Figure 9: The probability of detection versus signal-to-noise ratio at different ratios of cooperative SUs with MUs having high SNR compared with SUs.

Finally, the probability of error results of the PU detection is shown in Figures 10 and 11 to compare the accuracy of the proposed scheme with all other schemes. The graphical result in Figures 10 and 11 shows the minimum error of the proposed GAMV-HDF scheme against the simple MV-HDF, EGC-SDF, and MGC-SDF schemes. In Figures 10 and 11, results are drawn with a total of 8, 12, and 16 users under low SNR observation for MUs as in Figure 10 and with higher SNR values for MUs in Figure 11.

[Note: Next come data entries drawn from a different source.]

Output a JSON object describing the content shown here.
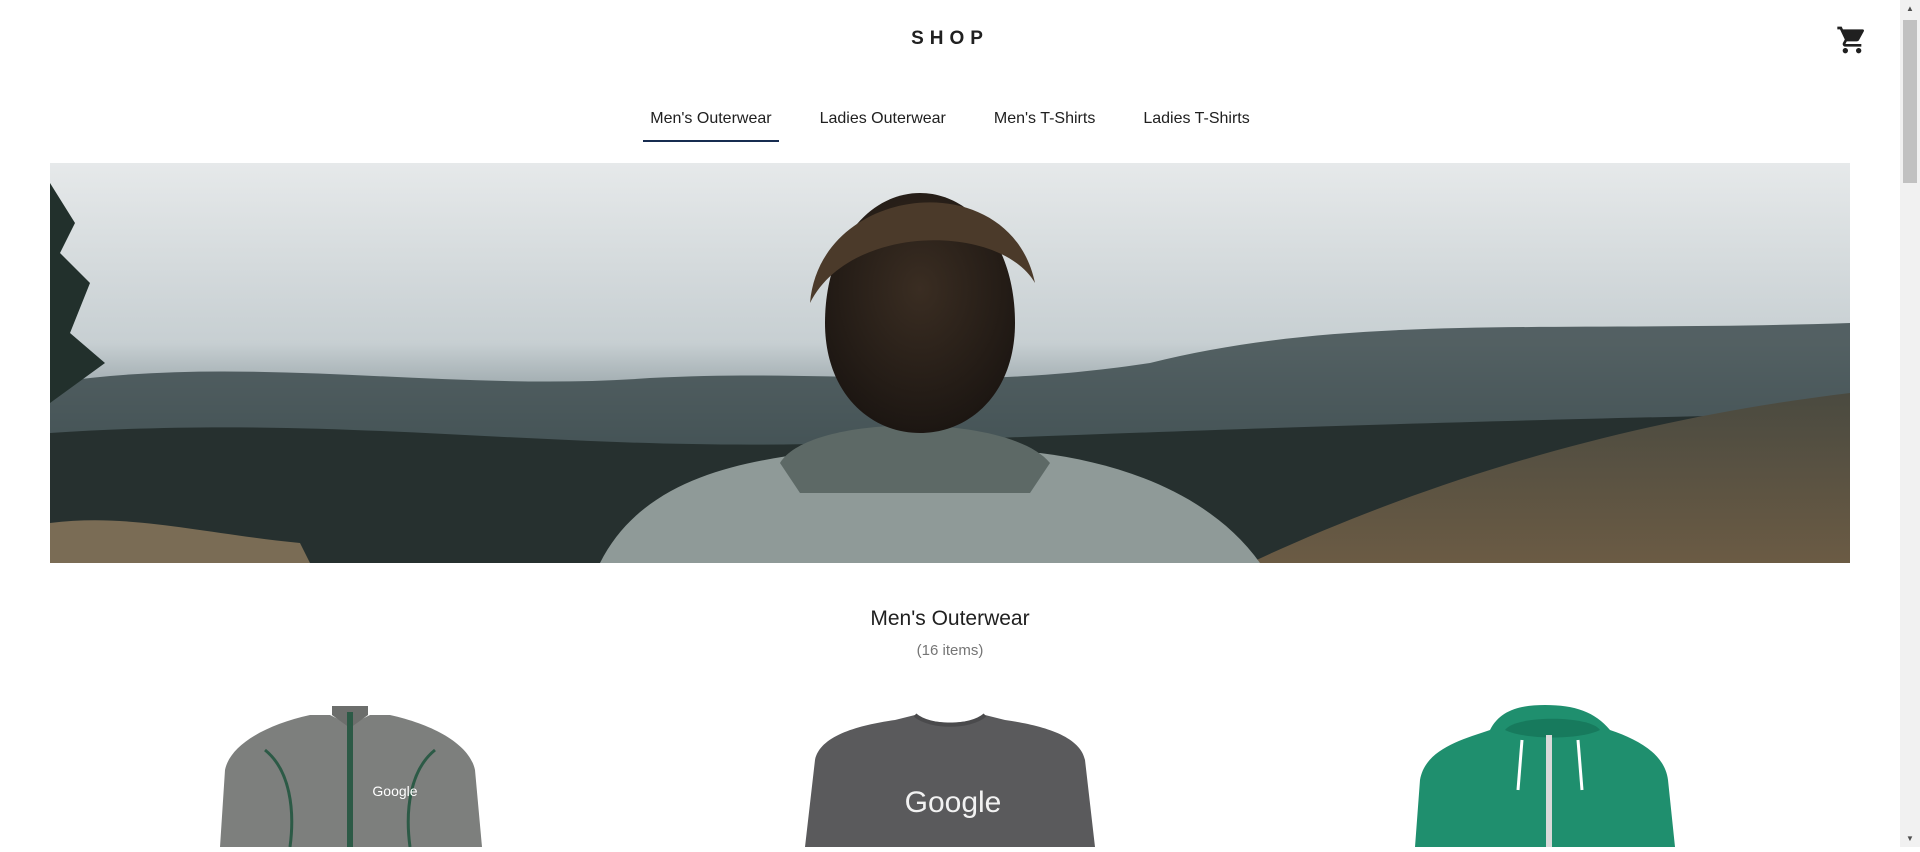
{
  "header": {
    "logo": "SHOP",
    "cart_icon": "shopping-cart-icon"
  },
  "nav": {
    "tabs": [
      {
        "label": "Men's Outerwear",
        "active": true
      },
      {
        "label": "Ladies Outerwear",
        "active": false
      },
      {
        "label": "Men's T-Shirts",
        "active": false
      },
      {
        "label": "Ladies T-Shirts",
        "active": false
      }
    ]
  },
  "category": {
    "title": "Men's Outerwear",
    "count": "(16 items)"
  },
  "products": [
    {
      "logo_text": "Google",
      "color": "#7d7f7d"
    },
    {
      "logo_text": "Google",
      "color": "#5a5a5c"
    },
    {
      "logo_text": "",
      "color": "#1f8f6e"
    }
  ],
  "colors": {
    "accent": "#172c50",
    "text": "#202020",
    "muted": "#757575"
  }
}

Figure 10: Probability of error versus signal-to-noise ratio at different ratios of cooperative SUs with MUs having low SNR compared with NSUs.
Figure 11: Probability of error versus signal-to-noise ratio at different ratios of cooperative SUs with MUs having high SNR compared with NSUs.

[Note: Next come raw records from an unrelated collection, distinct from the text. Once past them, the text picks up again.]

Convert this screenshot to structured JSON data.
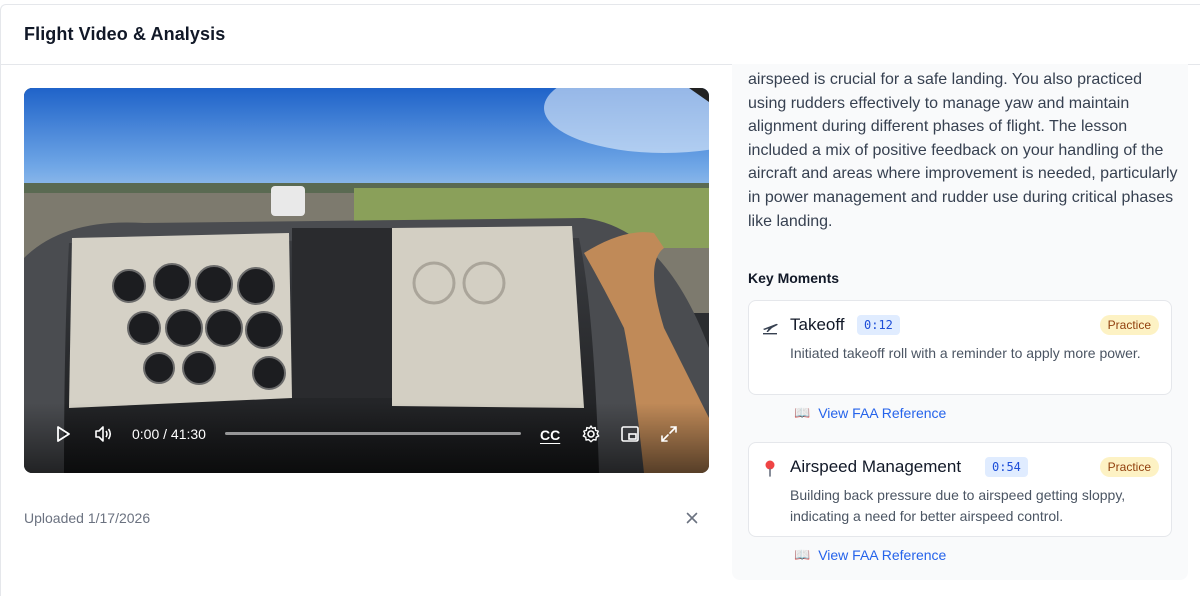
{
  "header": {
    "title": "Flight Video & Analysis"
  },
  "video": {
    "time_display": "0:00 / 41:30",
    "progress_fraction": 0.0,
    "cc_label": "CC",
    "controls": [
      "play-icon",
      "volume-icon",
      "captions-icon",
      "settings-icon",
      "picture-in-picture-icon",
      "fullscreen-icon"
    ]
  },
  "upload": {
    "uploaded_text": "Uploaded 1/17/2026"
  },
  "analysis": {
    "summary_text": "airspeed is crucial for a safe landing. You also practiced using rudders effectively to manage yaw and maintain alignment during different phases of flight. The lesson included a mix of positive feedback on your handling of the aircraft and areas where improvement is needed, particularly in power management and rudder use during critical phases like landing.",
    "key_moments_title": "Key Moments",
    "moments": [
      {
        "icon": "airplane-takeoff-icon",
        "title": "Takeoff",
        "timestamp": "0:12",
        "badge": "Practice",
        "description": "Initiated takeoff roll with a reminder to apply more power.",
        "link_label": "View FAA Reference"
      },
      {
        "icon": "pushpin-icon",
        "title": "Airspeed Management",
        "timestamp": "0:54",
        "badge": "Practice",
        "description": "Building back pressure due to airspeed getting sloppy, indicating a need for better airspeed control.",
        "link_label": "View FAA Reference"
      }
    ]
  },
  "colors": {
    "link": "#2563eb",
    "badge_bg": "#fdf2c4",
    "badge_text": "#92400e",
    "timestamp_bg": "#e0ecff",
    "timestamp_text": "#1d4ed8"
  }
}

The proposed scheme gives less detection error in terms of sensing the licensed user channel followed by the MGC-SDF scheme in Figure 10. Furthermore, the simple MV-HDF scheme has resulted in high probability of error in Figure 10. From the results in Figure 11, when MUs have higher SNR values as compared with NSUs, the error probability of the MGC-SDF and EGC-SDF increases compared with the simple MV-HDF and proposed GAMV-HDF methods. The MGC-SDF performance degrades in this case because MGC-SDF is giving higher preference to the detection of SUs with higher SNR information. As MUs are considered with higher SNR, therefore, MGC-SDF decision about the PU channel is strongly misguided by the MUs. Similarly, EGC-SDF performance is also affected by the higher SNR of the MUs because it is equally considering the reported information of all SUs for a global decision.

It is clear from these simulations that the use of GA followed by the MV-HDF scheme makes the performance of CSS more authentic and valid in the presence of MUs at various numbers of cooperating SUs and SNR ratios.

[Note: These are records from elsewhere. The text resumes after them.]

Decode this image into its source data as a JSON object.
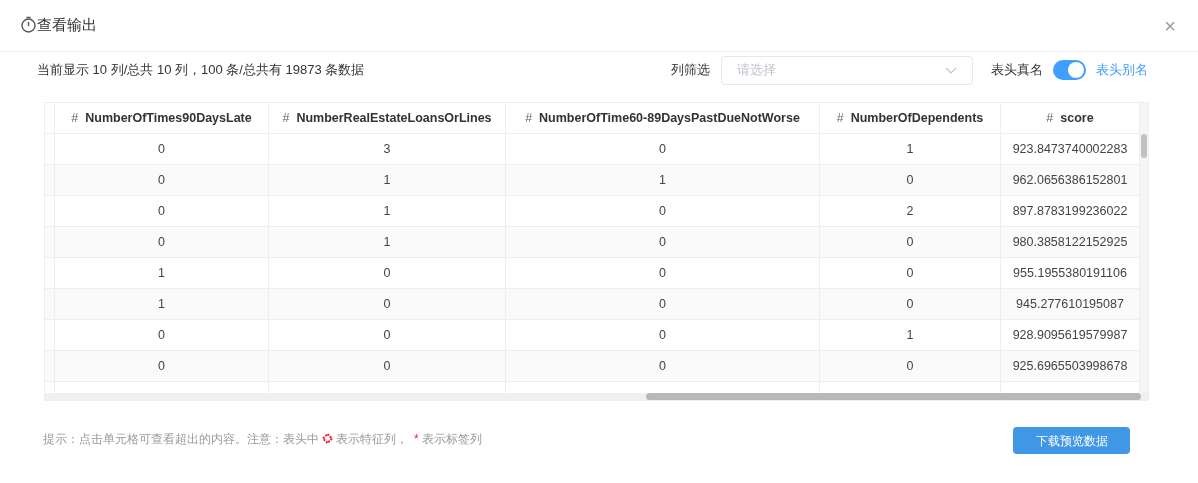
{
  "dialog": {
    "title": "查看输出",
    "close": "×"
  },
  "summary": "当前显示 10 列/总共 10 列，100 条/总共有 19873 条数据",
  "filter": {
    "label": "列筛选",
    "placeholder": "请选择"
  },
  "header_toggle": {
    "off_label": "表头真名",
    "on": true,
    "on_label": "表头别名"
  },
  "table": {
    "columns": [
      {
        "type_mark": "#",
        "name": "NumberOfTimes90DaysLate"
      },
      {
        "type_mark": "#",
        "name": "NumberRealEstateLoansOrLines"
      },
      {
        "type_mark": "#",
        "name": "NumberOfTime60-89DaysPastDueNotWorse"
      },
      {
        "type_mark": "#",
        "name": "NumberOfDependents"
      },
      {
        "type_mark": "#",
        "name": "score"
      }
    ],
    "rows": [
      [
        "0",
        "3",
        "0",
        "1",
        "923.8473740002283"
      ],
      [
        "0",
        "1",
        "1",
        "0",
        "962.0656386152801"
      ],
      [
        "0",
        "1",
        "0",
        "2",
        "897.8783199236022"
      ],
      [
        "0",
        "1",
        "0",
        "0",
        "980.3858122152925"
      ],
      [
        "1",
        "0",
        "0",
        "0",
        "955.1955380191106"
      ],
      [
        "1",
        "0",
        "0",
        "0",
        "945.277610195087"
      ],
      [
        "0",
        "0",
        "0",
        "1",
        "928.9095619579987"
      ],
      [
        "0",
        "0",
        "0",
        "0",
        "925.6965503998678"
      ]
    ]
  },
  "hint": {
    "prefix": "提示：点击单元格可查看超出的内容。注意：表头中",
    "feature": "表示特征列，",
    "star": "*",
    "label": "表示标签列"
  },
  "download_button": "下载预览数据"
}
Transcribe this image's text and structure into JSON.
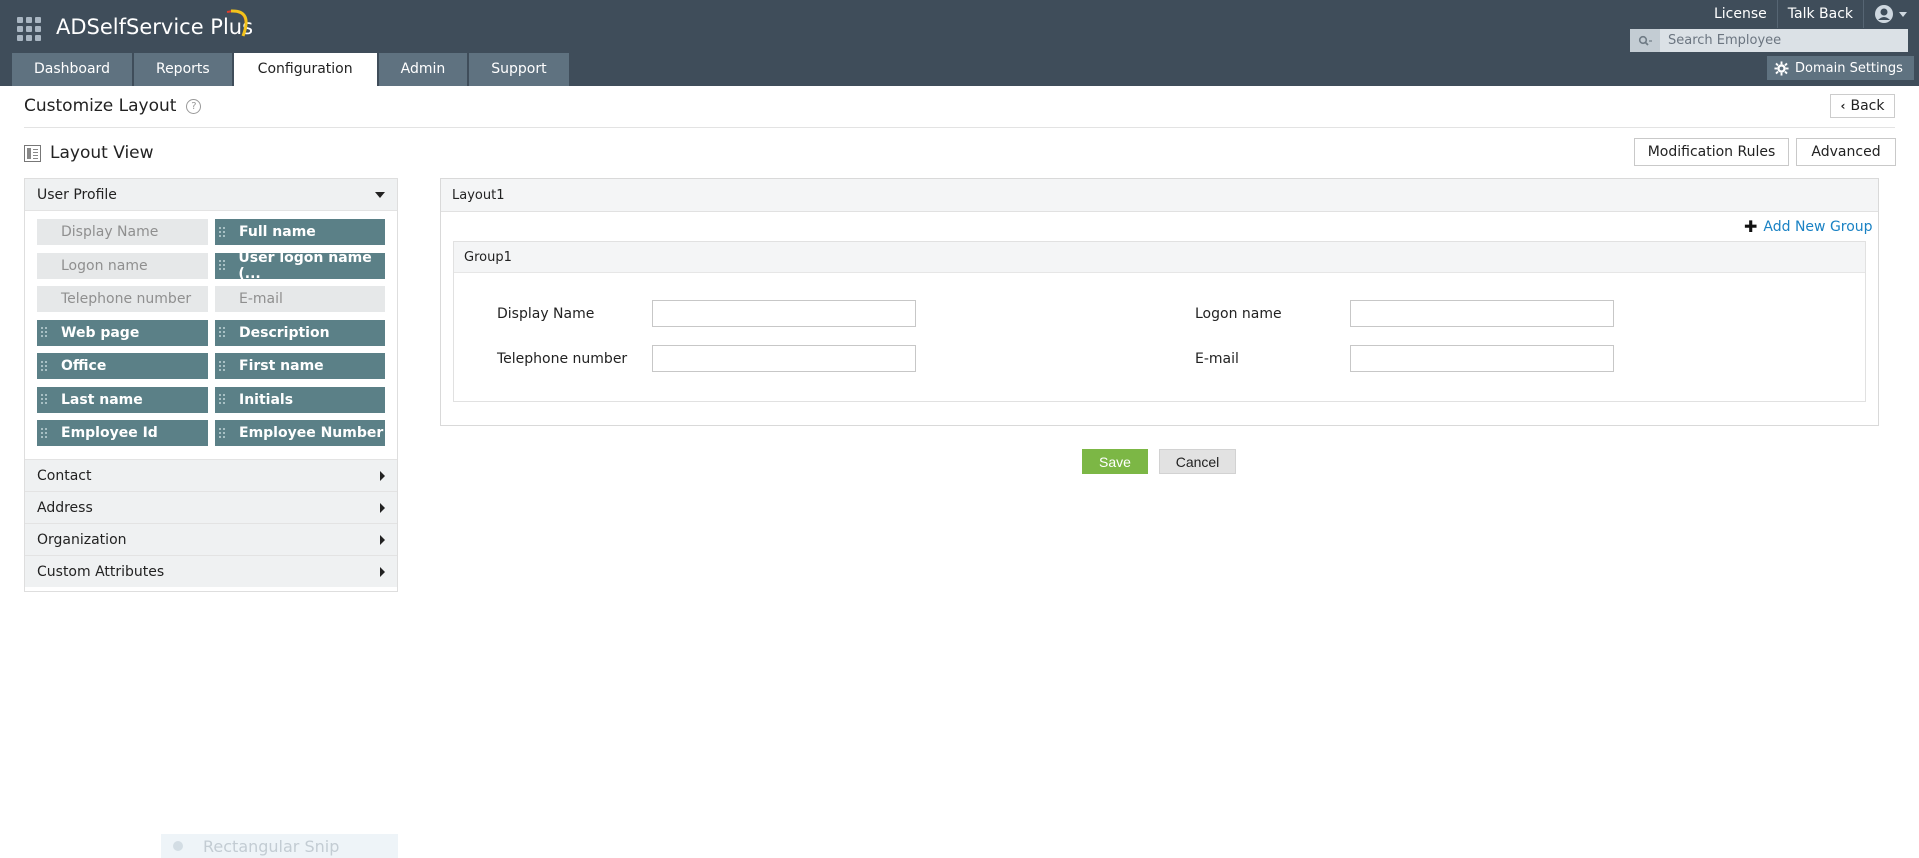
{
  "header": {
    "brand": "ADSelfService Plus",
    "links": [
      "License",
      "Talk Back"
    ],
    "search_placeholder": "Search Employee",
    "domain_settings": "Domain Settings"
  },
  "tabs": [
    {
      "label": "Dashboard",
      "active": false
    },
    {
      "label": "Reports",
      "active": false
    },
    {
      "label": "Configuration",
      "active": true
    },
    {
      "label": "Admin",
      "active": false
    },
    {
      "label": "Support",
      "active": false
    }
  ],
  "page": {
    "title": "Customize Layout",
    "help": "?",
    "back": "Back",
    "layout_view": "Layout View",
    "modification_rules": "Modification Rules",
    "advanced": "Advanced"
  },
  "panel": {
    "user_profile": "User Profile",
    "fields": [
      {
        "label": "Display Name",
        "state": "used"
      },
      {
        "label": "Full name",
        "state": "available"
      },
      {
        "label": "Logon name",
        "state": "used"
      },
      {
        "label": "User logon name (...",
        "state": "available"
      },
      {
        "label": "Telephone number",
        "state": "used"
      },
      {
        "label": "E-mail",
        "state": "used"
      },
      {
        "label": "Web page",
        "state": "available"
      },
      {
        "label": "Description",
        "state": "available"
      },
      {
        "label": "Office",
        "state": "available"
      },
      {
        "label": "First name",
        "state": "available"
      },
      {
        "label": "Last name",
        "state": "available"
      },
      {
        "label": "Initials",
        "state": "available"
      },
      {
        "label": "Employee Id",
        "state": "available"
      },
      {
        "label": "Employee Number",
        "state": "available"
      }
    ],
    "sections": [
      "Contact",
      "Address",
      "Organization",
      "Custom Attributes"
    ]
  },
  "layout": {
    "name": "Layout1",
    "add_group": "Add New Group",
    "group": {
      "name": "Group1",
      "fields": [
        "Display Name",
        "Logon name",
        "Telephone number",
        "E-mail"
      ]
    }
  },
  "actions": {
    "save": "Save",
    "cancel": "Cancel"
  },
  "overlay": {
    "snip_label": "Rectangular Snip"
  },
  "colors": {
    "header_bg": "#3f4d5a",
    "tab_bg": "#5f7280",
    "chip_available": "#5b8087",
    "chip_used": "#e6e8e9",
    "save": "#7cb745",
    "link": "#1a82c4"
  }
}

The harmful risk of AYMU, ANMU, ROMU, and OMU user participation in CSS is reduced with the usage of the proposed scheme. From the graphical results of the proposed, simple MV-HDF, EGC-SDF, and MGC-SDF schemes, it is clear that the process of cooperation turns out to be more reliable and accurate by following the proposed methodology. The proposed scheme is able to make the sensing process reliable without actually identifying MUs.

5. Conclusion

Existence of malicious users in a CSS environment is reducing the advantages of using cooperation among SUs. Efficient and timely detection of MUs in a CSS environment is necessary to avoid the FC to conclude incorrect reference to the PU spectrum. This paper focuses on improving the performance of CSS using GA. The FC is taking sensing information from all cooperating SUs, including normal and malicious users, and combining them for a more precise and concrete decision about the licensed user spectrum using MV-HDF with GA. The decisions of the MV-HDF are shaped more authentically and reliably with GA by identifying optimum sensing results with selection and crossover in the presence of MUs. Simulations reflect the superiority and authenticity of the proposed scheme in producing a more accurate and reliable decision in CSS at the FC.

Conflicts of Interest

The authors declare that there is no conflict of interest regarding the publication of this paper.